André Breton begins his account of his experiences on the road between eastern Tennessee and Massachusetts during the summer of 2004.
On 1 June 2004, I departed Massachusetts on my 1982 CX500 Honda initiating my fifth long-distance motorcycle-camping tour of North America; at around 1800hrs on July 2, I rolled back into the Boston area. Thanks to an extremely reliable and durable Honda motorcycle and friends met on the road including everyone at Strick's Cycle, Anthony "Tony" Graybill, Claude and Joanne Stanley and Crail Gordon Jr., I managed to complete the three major sections I had planned for this trip: (1) Boston, MA to Ft. Collins, CO, (2) Ft. Collins to Cherokee, NC (southern end of the Blue Ridge Parkway), (3) Cherokee to Boston. Below is a brief account of the events that ensued on the last section of the trip including a ride into Asheville, NC on four wheels rather than two and eventually, a successful return to Massachusetts.
Foothills, South-east Tennessee
Route 64 east, Tennessee
Unknown to me, the stator (major component of the charging system) failed on the Honda somewhere in eastern Tennessee. I suspect the fully charged battery carried me another 150–200 miles after the stator died. I could have done better, perhaps 300 miles, if I had known the charging system was down by pulling fuses and pop starting the bike (release the clutch in second gear with the bike rolling)...but of course, this insight did not make itself known until it was too late. I should be grateful that the bike failed where it did...40 miles south of Asheville and at 5,600 feet above sea level along the Blue Ridge Parkway. It was somewhat worse than this...since after 20 minutes of fiddling with mainly the battery and cleaning connections, I lost visibility beyond about 75 feet and almost immediately was standing under a moderately heavy rain. But honestly, it could have been worse...the day before, likely without a charging system, I rode the isolated and beautiful Cherohala Scenic Skyway (TN and NC) and convoluted "Tail of the Dragon" (318 turns in 11 miles, a section of Rt 129 in NC and TN).

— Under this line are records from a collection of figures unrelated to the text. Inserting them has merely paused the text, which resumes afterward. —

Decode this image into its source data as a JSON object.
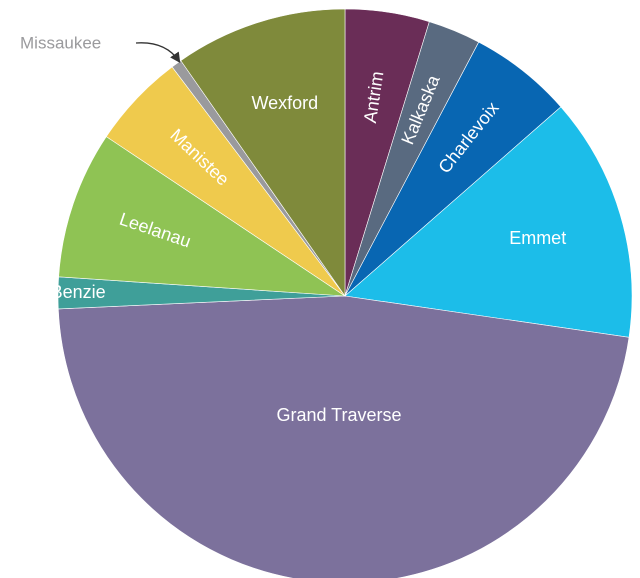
{
  "chart_data": {
    "type": "pie",
    "title": "",
    "start_direction": "top",
    "direction": "clockwise",
    "slices": [
      {
        "label": "Antrim",
        "value": 4.8,
        "color": "#6a2d57",
        "label_color": "#ffffff",
        "rotate": true
      },
      {
        "label": "Kalkaska",
        "value": 3.0,
        "color": "#596a80",
        "label_color": "#ffffff",
        "rotate": true
      },
      {
        "label": "Charlevoix",
        "value": 5.9,
        "color": "#0866b2",
        "label_color": "#ffffff",
        "rotate": true
      },
      {
        "label": "Emmet",
        "value": 13.9,
        "color": "#1cbde9",
        "label_color": "#ffffff",
        "rotate": false
      },
      {
        "label": "Grand Traverse",
        "value": 47.5,
        "color": "#7c719c",
        "label_color": "#ffffff",
        "rotate": false
      },
      {
        "label": "Benzie",
        "value": 1.8,
        "color": "#3f9f99",
        "label_color": "#ffffff",
        "rotate": false
      },
      {
        "label": "Leelanau",
        "value": 8.4,
        "color": "#8fc354",
        "label_color": "#ffffff",
        "rotate": true
      },
      {
        "label": "Manistee",
        "value": 5.4,
        "color": "#efca4d",
        "label_color": "#ffffff",
        "rotate": true
      },
      {
        "label": "Missaukee",
        "value": 0.6,
        "color": "#9a9a9d",
        "label_color": "#9a9a9d",
        "rotate": false,
        "callout": true
      },
      {
        "label": "Wexford",
        "value": 9.8,
        "color": "#7f8a3b",
        "label_color": "#ffffff",
        "rotate": false
      }
    ]
  }
}
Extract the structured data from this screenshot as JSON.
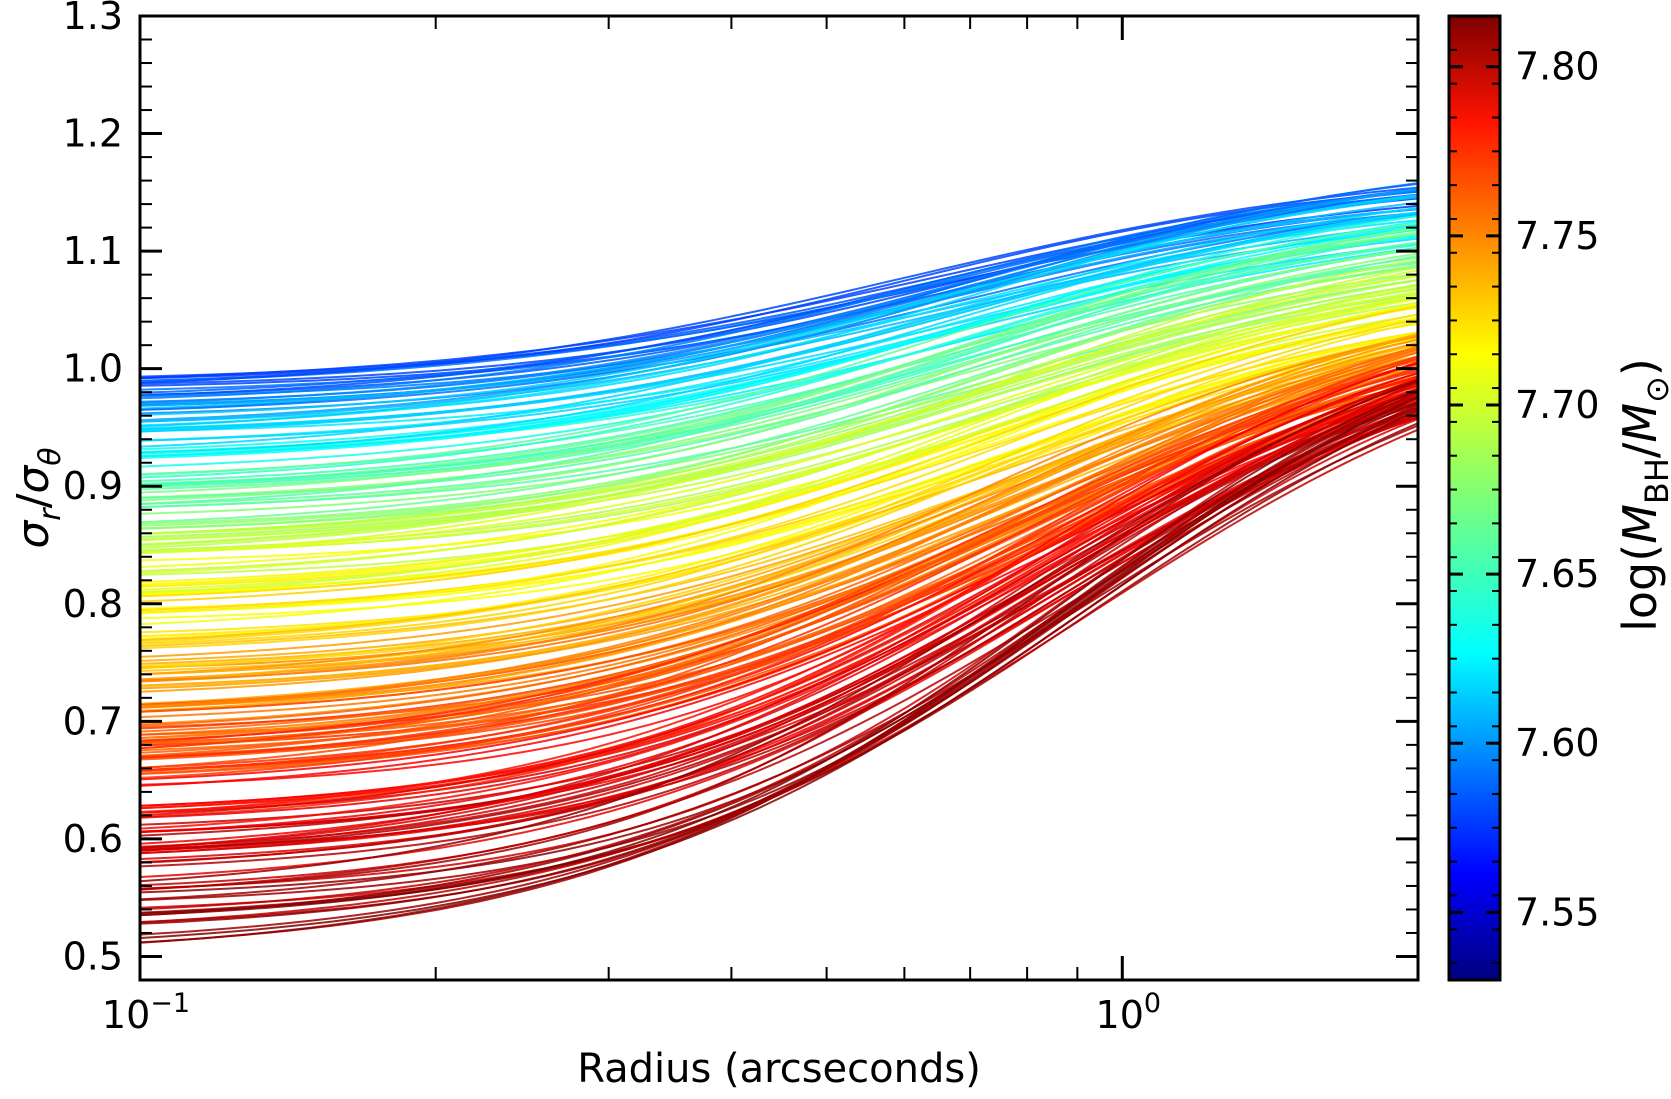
{
  "chart_data": {
    "type": "line",
    "title": "",
    "xlabel": "Radius (arcseconds)",
    "ylabel_main": "σ",
    "ylabel_sub_r": "r",
    "ylabel_slash": "/",
    "ylabel_sub_theta": "θ",
    "xscale": "log",
    "xlim": [
      0.1,
      2.0
    ],
    "ylim": [
      0.48,
      1.3
    ],
    "x_ticks": [
      {
        "value": 0.1,
        "base": "10",
        "exp": "−1"
      },
      {
        "value": 1.0,
        "base": "10",
        "exp": "0"
      }
    ],
    "y_ticks": [
      {
        "value": 0.5,
        "label": "0.5"
      },
      {
        "value": 0.6,
        "label": "0.6"
      },
      {
        "value": 0.7,
        "label": "0.7"
      },
      {
        "value": 0.8,
        "label": "0.8"
      },
      {
        "value": 0.9,
        "label": "0.9"
      },
      {
        "value": 1.0,
        "label": "1.0"
      },
      {
        "value": 1.1,
        "label": "1.1"
      },
      {
        "value": 1.2,
        "label": "1.2"
      },
      {
        "value": 1.3,
        "label": "1.3"
      }
    ],
    "grid": false,
    "colorbar": {
      "label_prefix": "log(",
      "label_M": "M",
      "label_sub_BH": "BH",
      "label_slash": "/",
      "label_sub_sun": "⊙",
      "label_suffix": ")",
      "colormap": "jet",
      "range": [
        7.53,
        7.815
      ],
      "ticks": [
        {
          "value": 7.55,
          "label": "7.55"
        },
        {
          "value": 7.6,
          "label": "7.60"
        },
        {
          "value": 7.65,
          "label": "7.65"
        },
        {
          "value": 7.7,
          "label": "7.70"
        },
        {
          "value": 7.75,
          "label": "7.75"
        },
        {
          "value": 7.8,
          "label": "7.80"
        }
      ]
    },
    "series_model": "sigmoid in log radius",
    "series_count": 240,
    "series_x_range": [
      0.1,
      2.0
    ],
    "series": [
      {
        "y_at_0.1": 1.0,
        "y_at_2.0": 1.16,
        "log_mbh": 7.58
      },
      {
        "y_at_0.1": 0.95,
        "y_at_2.0": 1.13,
        "log_mbh": 7.62
      },
      {
        "y_at_0.1": 0.9,
        "y_at_2.0": 1.1,
        "log_mbh": 7.66
      },
      {
        "y_at_0.1": 0.85,
        "y_at_2.0": 1.07,
        "log_mbh": 7.69
      },
      {
        "y_at_0.1": 0.8,
        "y_at_2.0": 1.04,
        "log_mbh": 7.71
      },
      {
        "y_at_0.1": 0.75,
        "y_at_2.0": 1.02,
        "log_mbh": 7.73
      },
      {
        "y_at_0.1": 0.7,
        "y_at_2.0": 1.0,
        "log_mbh": 7.75
      },
      {
        "y_at_0.1": 0.65,
        "y_at_2.0": 0.99,
        "log_mbh": 7.77
      },
      {
        "y_at_0.1": 0.6,
        "y_at_2.0": 0.98,
        "log_mbh": 7.79
      },
      {
        "y_at_0.1": 0.55,
        "y_at_2.0": 0.97,
        "log_mbh": 7.8
      },
      {
        "y_at_0.1": 0.51,
        "y_at_2.0": 0.96,
        "log_mbh": 7.81
      }
    ]
  }
}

Tail of the Dragon, Tennessee
Deal's Gap, Tail of the Dragon, Tennessee
On the morning of June 27, I experienced the first sign that something was not right with the Honda. At a campground in Great Smoky National Park, the starter sluggishly turned the V-Twin engine over. Fortunately, or unfortunately perhaps, the bike started quickly even given the weak crank offered by the starter. As a result and within about 5 minutes, I managed to forget this very important event.
Great Smoky Mountains National Park, North Carolina
Cherokee, NC, is home to an undesirable tourist trap and most importantly for my interests, the southern terminus of the Blue Ridge Parkway. I stopped for pictures below the "Welcome To" signs and of course, shut down the engine. After pictures, I don't recall if the bike started slowly or not, but this would be the last time (until the next day in Asheville) it turned over using its own power.
Blue Ridge Parkway entrance, Cherokee, North Carolina
About 6 miles out of Cherokee, along the parkway, I stopped, killed the engine, and asked a friendly couple how far heading towards Asheville before I encountered a fuel station. At this point, Asheville was something like 70 miles away. Following our brief conversation, I turned the key, hit the starter, and experienced the same silence I had prior to the previous motions. I checked to make sure the bike wasn't in gear. Unlike many times before, my butt was not saved by that simple inspection. For some reason, battery amperage was too low to engage the starter and turn over the engine.
At this point, I realized the slow start in the campground a few hours before was the bike trying to tell me something! Hindsight is 20/20 but generally not useful for dragging a butt out of a tight spot. In addition to the slow start, I recalled topping off the battery with tap water in eastern Oklahoma. At that time, all cells had dropped about 1 cm below the minimum recommended level. Additionally, the battery was approaching 3 years old. Both of these facts led me to falsely believe that my problem was a failing battery. With a great deal of confidence that I had a battery and not a charging problem, I coasted down hill and out of the scenic view parking area and then abruptly pop started the engine.